A load balancer in front makes shure trafic is spread across the four instances.
We do manual rolling deployment.
Before taking an instance down for upgrade, we divert new traffic away from it. We then give active requests a grace period of two minutes, before terminating the applications.
Now I am in the process of migrating these applications to OpenShift. This is all going very well, except that I have a hard time making the rolling deployment work to my satisfaction.
Googling for help I have reached a solution based on:
At first this seemed to work, but it turns out that the livenes probe sometimes kick in and kill the pod, even if the ShutdownHook hasnt finished yet.
If I remove the livenes probe it works, but I dont see that as a real solution.
Experiments has revealed to me, that once the ShutdownHook pauses the Tomcat connector, the actuator/health endpoint is responding with "connection refused" - which makes sense, but is not what I need, because it makes the liveness probe deem the application dead.

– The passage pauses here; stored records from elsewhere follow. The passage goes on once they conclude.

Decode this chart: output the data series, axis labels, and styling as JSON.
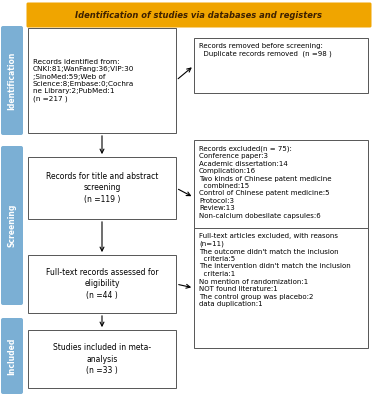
{
  "title": "Identification of studies via databases and registers",
  "title_bg": "#F0A500",
  "title_text_color": "#3D2000",
  "sidebar_color": "#7BAFD4",
  "sidebar_labels": [
    "Identification",
    "Screening",
    "Included"
  ],
  "box_edge_color": "#555555",
  "box_fill": "#FFFFFF",
  "left_boxes": [
    {
      "text": "Records identified from:\nCNKI:81;WanFang:36;VIP:30\n;SinoMed:59;Web of\nScience:8;Embase:0;Cochra\nne Library:2;PubMed:1\n(n =217 )",
      "align": "left"
    },
    {
      "text": "Records for title and abstract\nscreening\n(n =119 )",
      "align": "center"
    },
    {
      "text": "Full-text records assessed for\neligibility\n(n =44 )",
      "align": "center"
    },
    {
      "text": "Studies included in meta-\nanalysis\n(n =33 )",
      "align": "center"
    }
  ],
  "right_boxes": [
    {
      "text": "Records removed before screening:\n  Duplicate records removed  (n =98 )",
      "align": "left"
    },
    {
      "text": "Records excluded(n = 75):\nConference paper:3\nAcademic dissertation:14\nComplication:16\nTwo kinds of Chinese patent medicine\n  combined:15\nControl of Chinese patent medicine:5\nProtocol:3\nReview:13\nNon-calcium dobesilate capsules:6",
      "align": "left"
    },
    {
      "text": "Full-text articles excluded, with reasons\n(n=11)\nThe outcome didn't match the inclusion\n  criteria:5\nThe intervention didn't match the inclusion\n  criteria:1\nNo mention of randomization:1\nNOT found literature:1\nThe control group was placebo:2\ndata duplication:1",
      "align": "left"
    }
  ]
}
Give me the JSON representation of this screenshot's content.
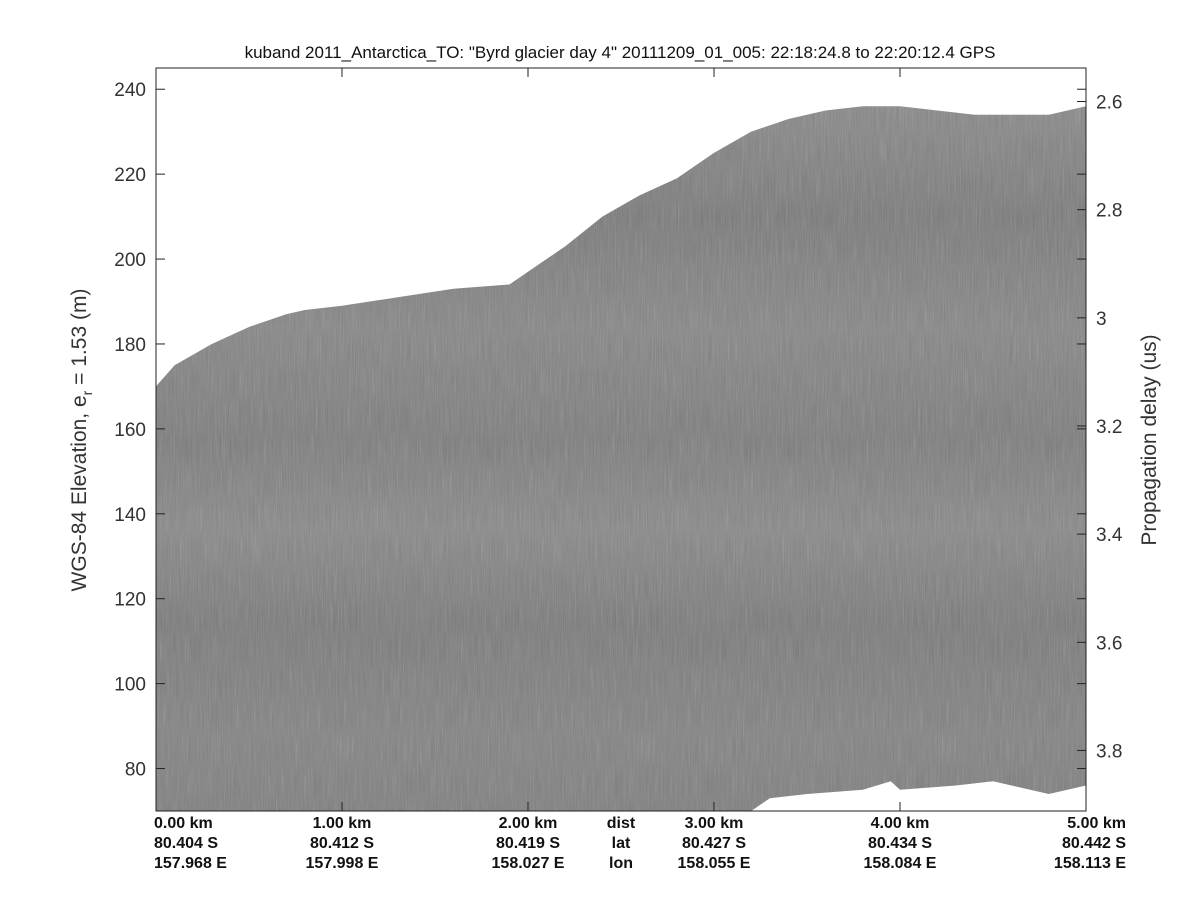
{
  "chart_data": {
    "type": "heatmap",
    "title": "kuband 2011_Antarctica_TO: \"Byrd glacier day 4\"  20111209_01_005: 22:18:24.8 to 22:20:12.4 GPS",
    "ylabel_main": "WGS-84 Elevation, e",
    "ylabel_sub": "r",
    "ylabel_rest": " = 1.53 (m)",
    "y2label": "Propagation delay (us)",
    "ylim": [
      70,
      245
    ],
    "y_ticks": [
      80,
      100,
      120,
      140,
      160,
      180,
      200,
      220,
      240
    ],
    "y2lim": [
      2.538,
      3.912
    ],
    "y2_ticks": [
      "2.6",
      "2.8",
      "3",
      "3.2",
      "3.4",
      "3.6",
      "3.8"
    ],
    "xlim": [
      0,
      5
    ],
    "x_ticks": [
      {
        "x": 0,
        "dist": "0.00 km",
        "lat": "80.404 S",
        "lon": "157.968 E"
      },
      {
        "x": 1,
        "dist": "1.00 km",
        "lat": "80.412 S",
        "lon": "157.998 E"
      },
      {
        "x": 2,
        "dist": "2.00 km",
        "lat": "80.419 S",
        "lon": "158.027 E"
      },
      {
        "x": 3,
        "dist": "3.00 km",
        "lat": "80.427 S",
        "lon": "158.055 E"
      },
      {
        "x": 4,
        "dist": "4.00 km",
        "lat": "80.434 S",
        "lon": "158.084 E"
      },
      {
        "x": 5,
        "dist": "5.00 km",
        "lat": "80.442 S",
        "lon": "158.113 E"
      }
    ],
    "row_labels": {
      "x": 2.5,
      "dist": "dist",
      "lat": "lat",
      "lon": "lon"
    },
    "surface": {
      "x": [
        0,
        0.1,
        0.3,
        0.5,
        0.7,
        0.8,
        1.0,
        1.3,
        1.6,
        1.9,
        2.0,
        2.2,
        2.4,
        2.6,
        2.8,
        3.0,
        3.2,
        3.4,
        3.6,
        3.8,
        4.0,
        4.2,
        4.4,
        4.6,
        4.8,
        5.0
      ],
      "y": [
        170,
        175,
        180,
        184,
        187,
        188,
        189,
        191,
        193,
        194,
        197,
        203,
        210,
        215,
        219,
        225,
        230,
        233,
        235,
        236,
        236,
        235,
        234,
        234,
        234,
        236
      ]
    },
    "bottom_limit": {
      "x": [
        3.2,
        3.3,
        3.5,
        3.8,
        3.95,
        4.0,
        4.3,
        4.5,
        4.7,
        4.8,
        4.9,
        5.0
      ],
      "y": [
        70,
        73,
        74,
        75,
        77,
        75,
        76,
        77,
        75,
        74,
        75,
        76
      ]
    },
    "colormap": "gray",
    "grid": false
  }
}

I have tried moving the actuator endpoints to another port number, but this is even worse, as they now stop responding immediately when the shutdown starts.
I assume this is caused by the actuator endpoints now belonging to a Tomcat connector different from my main connector, and not under the control of my main Spring application context.
Can any of you tell me how to stall the shutdown of the actuator endpoints when on a separate port number?
Or any other suggestion really - allowing me to:
Given that you just want to prevent traffic from going to your pod while it performs a graceful shutdown, you could use a low Readiness probe timeout, that upon failure, removes your pod from the list of serviceable pods. Then increase your liveness probe timeout to allow your pod plenty of time to shutdown gracefully while still having a fallback in case your pod truly is stuck.